Ted Kennedy dies: Chappaquiddick was the fatal flaw that haunted Kennedy's career


For more than 40 years, Edward Kennedy was the keeper of the flame, the last of a dynasty of Kennedy brothers who enjoyed an almost mystical status in the American political scene.
Four decades after assassins bullets claimed two of his elder brothers, 77-year-old Edward Moore Kennedy, the patriarch of what many still regard as America’s first family, has died.

The senior senator from Massachusetts is one of only six men in American history to have served 40 years in the upper house of the US legislature. Over his career he has won the respect of friend and foe alike for his uncompromising liberal views, coupled with his willingness to reach across the aisle to cut deals with political foes like President George W. Bush.

The first president Bush even gave him an award for public service in 2003, saying: “There were times when we were at each other’s political throats, but at the end of the day, we are Americans who love our country and want the very best for it.”

But there was a darker side. It was not just that the images of the three Kennedy brothers together in the 1960s, from a glamorous golden age when America was more confident of its greatness, morphed into pictures of the stolid, white-haired heavyweight (in all senses) that he became.

His senate career, in which he rose to be majority whip and chairman of the judiciary committee, has been partly an act of redemption, an attempt to ensure that when his obituaries are written, his name is not primarily associated with the word “Chappaquiddick”.
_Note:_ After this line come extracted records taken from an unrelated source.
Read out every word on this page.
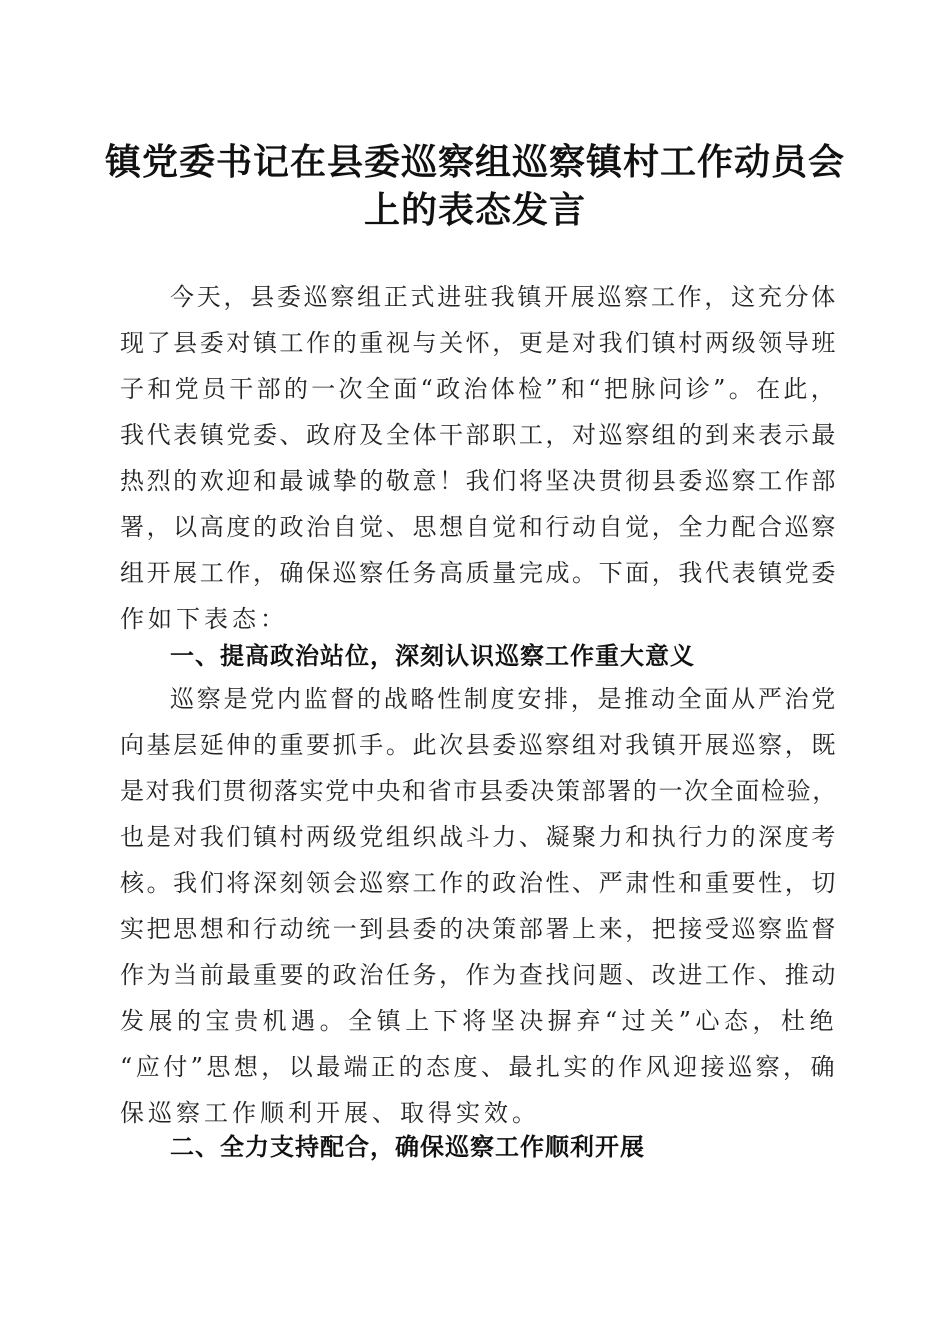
镇党委书记在县委巡察组巡察镇村工作动员会
上的表态发言
今天，县委巡察组正式进驻我镇开展巡察工作，这充分体
现了县委对镇工作的重视与关怀，更是对我们镇村两级领导班
子和党员干部的一次全面“政治体检”和“把脉问诊”。在此，
我代表镇党委、政府及全体干部职工，对巡察组的到来表示最
热烈的欢迎和最诚挚的敬意！我们将坚决贯彻县委巡察工作部
署，以高度的政治自觉、思想自觉和行动自觉，全力配合巡察
组开展工作，确保巡察任务高质量完成。下面，我代表镇党委
作如下表态：
一、提高政治站位，深刻认识巡察工作重大意义
巡察是党内监督的战略性制度安排，是推动全面从严治党
向基层延伸的重要抓手。此次县委巡察组对我镇开展巡察，既
是对我们贯彻落实党中央和省市县委决策部署的一次全面检验，
也是对我们镇村两级党组织战斗力、凝聚力和执行力的深度考
核。我们将深刻领会巡察工作的政治性、严肃性和重要性，切
实把思想和行动统一到县委的决策部署上来，把接受巡察监督
作为当前最重要的政治任务，作为查找问题、改进工作、推动
发展的宝贵机遇。全镇上下将坚决摒弃“过关”心态，杜绝
“应付”思想，以最端正的态度、最扎实的作风迎接巡察，确
保巡察工作顺利开展、取得实效。
二、全力支持配合，确保巡察工作顺利开展
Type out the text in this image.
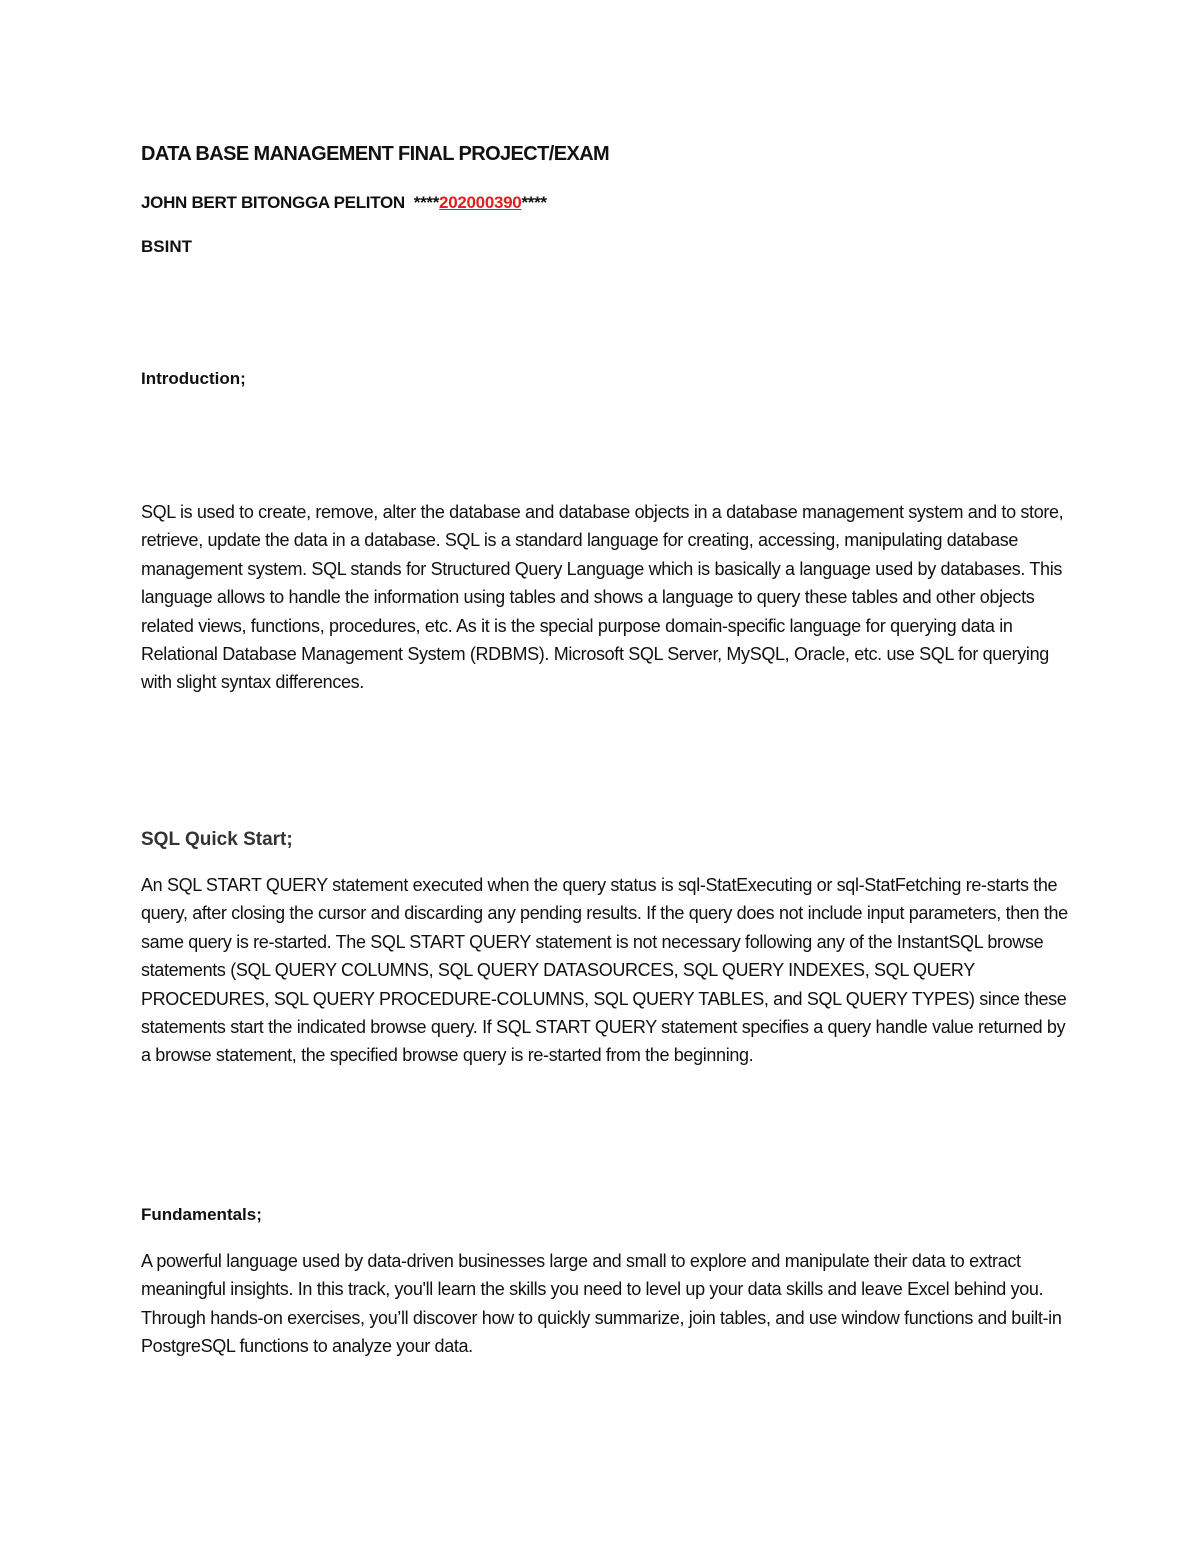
DATA BASE MANAGEMENT FINAL PROJECT/EXAM
JOHN BERT BITONGGA PELITON ****202000390****
BSINT
Introduction;
SQL is used to create, remove, alter the database and database objects in a database management system and to store, retrieve, update the data in a database. SQL is a standard language for creating, accessing, manipulating database management system. SQL stands for Structured Query Language which is basically a language used by databases. This language allows to handle the information using tables and shows a language to query these tables and other objects related views, functions, procedures, etc. As it is the special purpose domain-specific language for querying data in Relational Database Management System (RDBMS). Microsoft SQL Server, MySQL, Oracle, etc. use SQL for querying with slight syntax differences.
SQL Quick Start;
An SQL START QUERY statement executed when the query status is sql-StatExecuting or sql-StatFetching re-starts the query, after closing the cursor and discarding any pending results. If the query does not include input parameters, then the same query is re-started. The SQL START QUERY statement is not necessary following any of the InstantSQL browse statements (SQL QUERY COLUMNS, SQL QUERY DATASOURCES, SQL QUERY INDEXES, SQL QUERY PROCEDURES, SQL QUERY PROCEDURE-COLUMNS, SQL QUERY TABLES, and SQL QUERY TYPES) since these statements start the indicated browse query. If SQL START QUERY statement specifies a query handle value returned by a browse statement, the specified browse query is re-started from the beginning.
Fundamentals;
A powerful language used by data-driven businesses large and small to explore and manipulate their data to extract meaningful insights. In this track, you'll learn the skills you need to level up your data skills and leave Excel behind you. Through hands-on exercises, you’ll discover how to quickly summarize, join tables, and use window functions and built-in PostgreSQL functions to analyze your data.
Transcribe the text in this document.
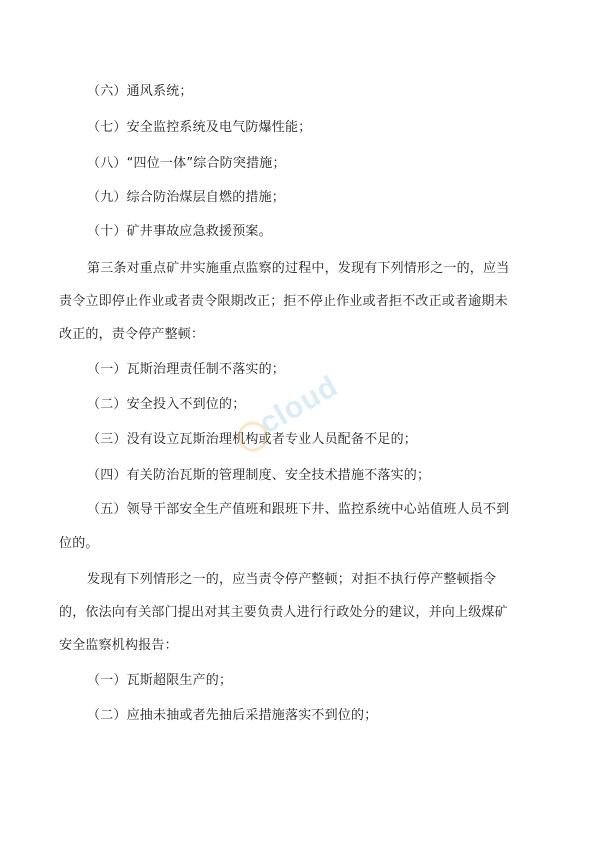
（六）通风系统；

（七）安全监控系统及电气防爆性能；

（八）“四位一体”综合防突措施；

（九）综合防治煤层自燃的措施；

（十）矿井事故应急救援预案。

第三条对重点矿井实施重点监察的过程中，发现有下列情形之一的，应当

责令立即停止作业或者责令限期改正；拒不停止作业或者拒不改正或者逾期未

改正的，责令停产整顿：

（一）瓦斯治理责任制不落实的；

（二）安全投入不到位的；

（三）没有设立瓦斯治理机构或者专业人员配备不足的；

（四）有关防治瓦斯的管理制度、安全技术措施不落实的；

（五）领导干部安全生产值班和跟班下井、监控系统中心站值班人员不到

位的。

发现有下列情形之一的，应当责令停产整顿；对拒不执行停产整顿指令

的，依法向有关部门提出对其主要负责人进行行政处分的建议，并向上级煤矿

安全监察机构报告：

（一）瓦斯超限生产的；

（二）应抽未抽或者先抽后采措施落实不到位的；

cloud
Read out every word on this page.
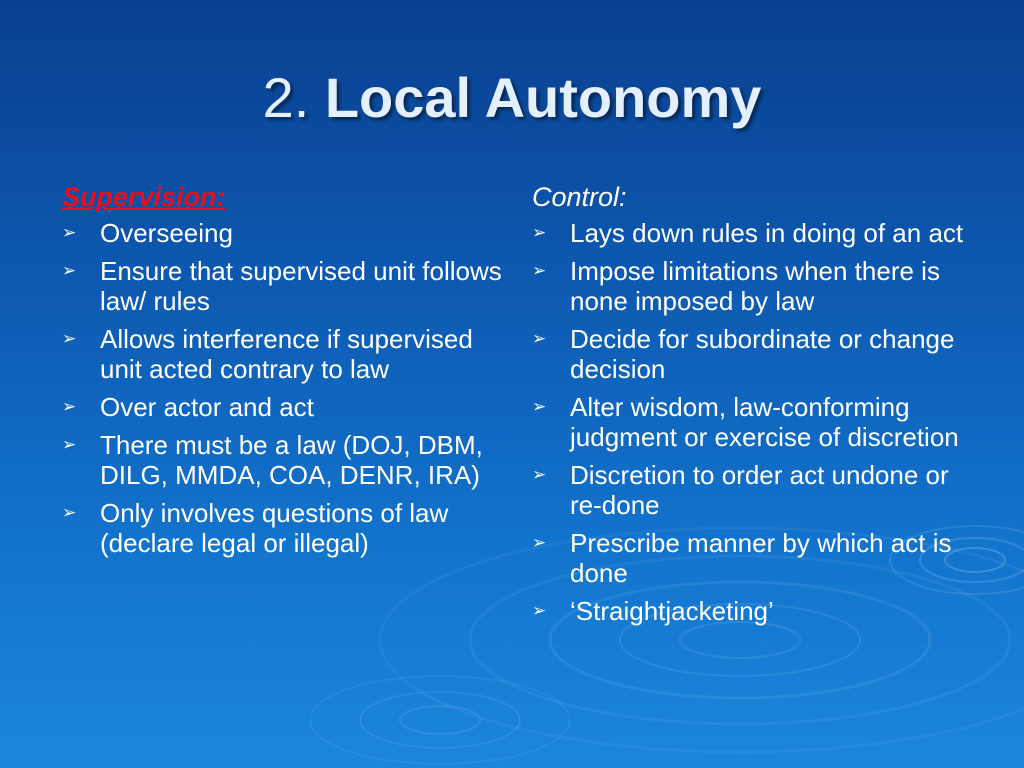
2. Local Autonomy
Supervision:
➢ Overseeing
➢ Ensure that supervised unit follows law/ rules
➢ Allows interference if supervised unit acted contrary to law
➢ Over actor and act
➢ There must be a law (DOJ, DBM, DILG, MMDA, COA, DENR, IRA)
➢ Only involves questions of law (declare legal or illegal)
Control:
➢ Lays down rules in doing of an act
➢ Impose limitations when there is none imposed by law
➢ Decide for subordinate or change decision
➢ Alter wisdom, law-conforming judgment or exercise of discretion
➢ Discretion to order act undone or re-done
➢ Prescribe manner by which act is done
➢ ‘Straightjacketing’
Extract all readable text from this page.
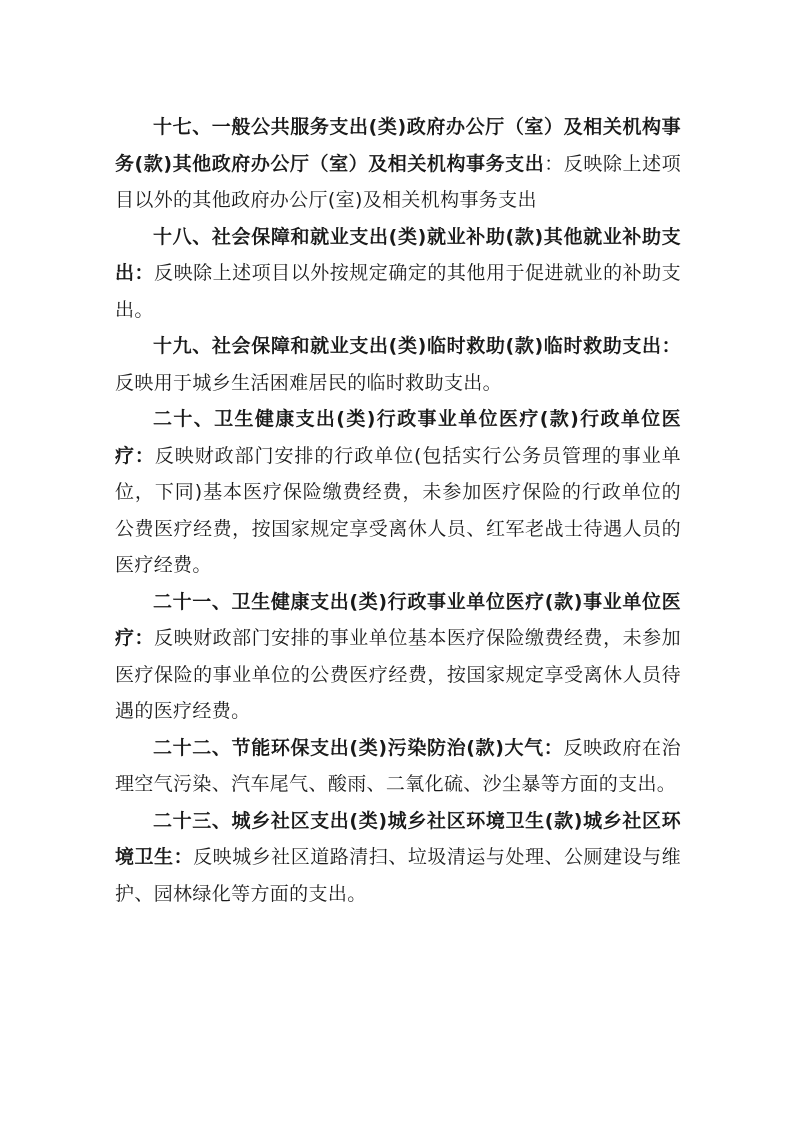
十七、一般公共服务支出(类)政府办公厅（室）及相关机构事务(款)其他政府办公厅（室）及相关机构事务支出：反映除上述项目以外的其他政府办公厅(室)及相关机构事务支出

十八、社会保障和就业支出(类)就业补助(款)其他就业补助支出：反映除上述项目以外按规定确定的其他用于促进就业的补助支出。

十九、社会保障和就业支出(类)临时救助(款)临时救助支出：反映用于城乡生活困难居民的临时救助支出。

二十、卫生健康支出(类)行政事业单位医疗(款)行政单位医疗：反映财政部门安排的行政单位(包括实行公务员管理的事业单位，下同)基本医疗保险缴费经费，未参加医疗保险的行政单位的公费医疗经费，按国家规定享受离休人员、红军老战士待遇人员的医疗经费。

二十一、卫生健康支出(类)行政事业单位医疗(款)事业单位医疗：反映财政部门安排的事业单位基本医疗保险缴费经费，未参加医疗保险的事业单位的公费医疗经费，按国家规定享受离休人员待遇的医疗经费。

二十二、节能环保支出(类)污染防治(款)大气：反映政府在治理空气污染、汽车尾气、酸雨、二氧化硫、沙尘暴等方面的支出。

二十三、城乡社区支出(类)城乡社区环境卫生(款)城乡社区环境卫生：反映城乡社区道路清扫、垃圾清运与处理、公厕建设与维护、园林绿化等方面的支出。
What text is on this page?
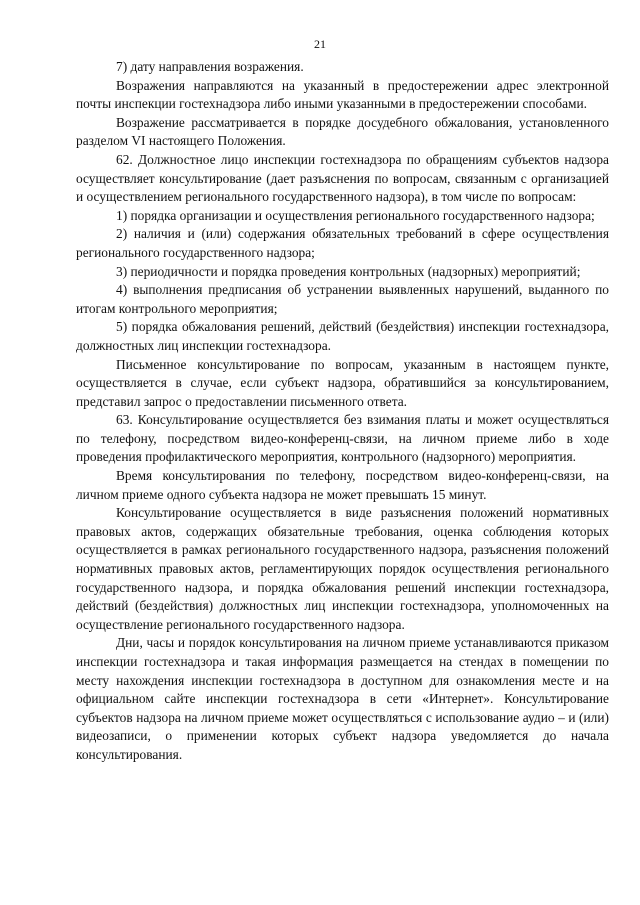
21

7) дату направления возражения.

Возражения направляются на указанный в предостережении адрес электронной почты инспекции гостехнадзора либо иными указанными в предостережении способами.

Возражение рассматривается в порядке досудебного обжалования, установленного разделом VI настоящего Положения.

62. Должностное лицо инспекции гостехнадзора по обращениям субъектов надзора осуществляет консультирование (дает разъяснения по вопросам, связанным с организацией и осуществлением регионального государственного надзора), в том числе по вопросам:

1) порядка организации и осуществления регионального государственного надзора;

2) наличия и (или) содержания обязательных требований в сфере осуществления регионального государственного надзора;

3) периодичности и порядка проведения контрольных (надзорных) мероприятий;

4) выполнения предписания об устранении выявленных нарушений, выданного по итогам контрольного мероприятия;

5) порядка обжалования решений, действий (бездействия) инспекции гостехнадзора, должностных лиц инспекции гостехнадзора.

Письменное консультирование по вопросам, указанным в настоящем пункте, осуществляется в случае, если субъект надзора, обратившийся за консультированием, представил запрос о предоставлении письменного ответа.

63. Консультирование осуществляется без взимания платы и может осуществляться по телефону, посредством видео-конференц-связи, на личном приеме либо в ходе проведения профилактического мероприятия, контрольного (надзорного) мероприятия.

Время консультирования по телефону, посредством видео-конференц-связи, на личном приеме одного субъекта надзора не может превышать 15 минут.

Консультирование осуществляется в виде разъяснения положений нормативных правовых актов, содержащих обязательные требования, оценка соблюдения которых осуществляется в рамках регионального государственного надзора, разъяснения положений нормативных правовых актов, регламентирующих порядок осуществления регионального государственного надзора, и порядка обжалования решений инспекции гостехнадзора, действий (бездействия) должностных лиц инспекции гостехнадзора, уполномоченных на осуществление регионального государственного надзора.

Дни, часы и порядок консультирования на личном приеме устанавливаются приказом инспекции гостехнадзора и такая информация размещается на стендах в помещении по месту нахождения инспекции гостехнадзора в доступном для ознакомления месте и на официальном сайте инспекции гостехнадзора в сети «Интернет». Консультирование субъектов надзора на личном приеме может осуществляться с использование аудио – и (или) видеозаписи, о применении которых субъект надзора уведомляется до начала консультирования.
It was there, in the millionaires’ playground off Cape Cod, near the Kennedy family compound where Mr Kennedy was taken ill yesterday , that the 37-year-old drove his car off a bridge after a late night part in July 1969. His companion Mary Jo Kopechne drowned, critics have always maintained, because Mr Kennedy panicked and left her in the sinking car. He pleaded guilty to leaving the scene of an accident and received a two year suspended sentence.

Nor was it the first sign of fecklessness. “Ted”, the youngest of the nine Kennedy children, was expelled from Harvard University in 1951 for cheating in a Spanish exam.

That did not prevent his election in 1962 to the seat in the Senate vacated by his brother, John, when he became president - which had been kept warm by a family friend until Ted reached the minimum age of 30 required by senate rules.

But Chappaquiddick stalked his life, almost certainly deterring him from running for president in either 1972 or 1976, the latter of which was probably his best chance to win.

His run for White House in 1980 was marred not only by a revival of questions about his behaviour at Chappaquiddick but also by his failure to fully explain why he wanted the job.

There was more than a sense that he felt his status as a Kennedy was qualification enough for the office that his brother Jack had held and his brother Bobby seemed on the cusp of attaining when he was gunned down in 1968.

The shadow of John and Bobby was long. “I think about my brothers every day,” he admitted. Another quotation revealed even more: “I don’t mind not being president, I just mind that someone else is.”

That 1980 campaign had parallels with the current contest between Barack Obama and Hillary Clinton. Mr Kennedy’s battle with sitting president Jimmy Carter was just as bitter and even more prolonged.

It was Mr Kennedy who played the Hillary Clinton role, fighting on with dwindling hopes even when all seemed lost, all the way to the Democratic convention. Perhaps it was that experience which persuaded him to endorse Obama this year.

But perhaps, too, he saw something of himself in the candidate who has made oratory fashionable again. Mr Kennedy may have lost in 1980 but he gave, at the convention, a speech which is hailed to this day as one of the most powerful in recent US political history.

His peroration concluded with the line: “For me, a few hours ago, this campaign came to an end. For all those whose cares have been our concern, the work goes on, the cause endures, the hope still lives, and the dream shall never die.”

The dream may not be dead, and the Kennedy family still enjoys a unique place in American public life. But the time for someone else to carry the flame has arrived.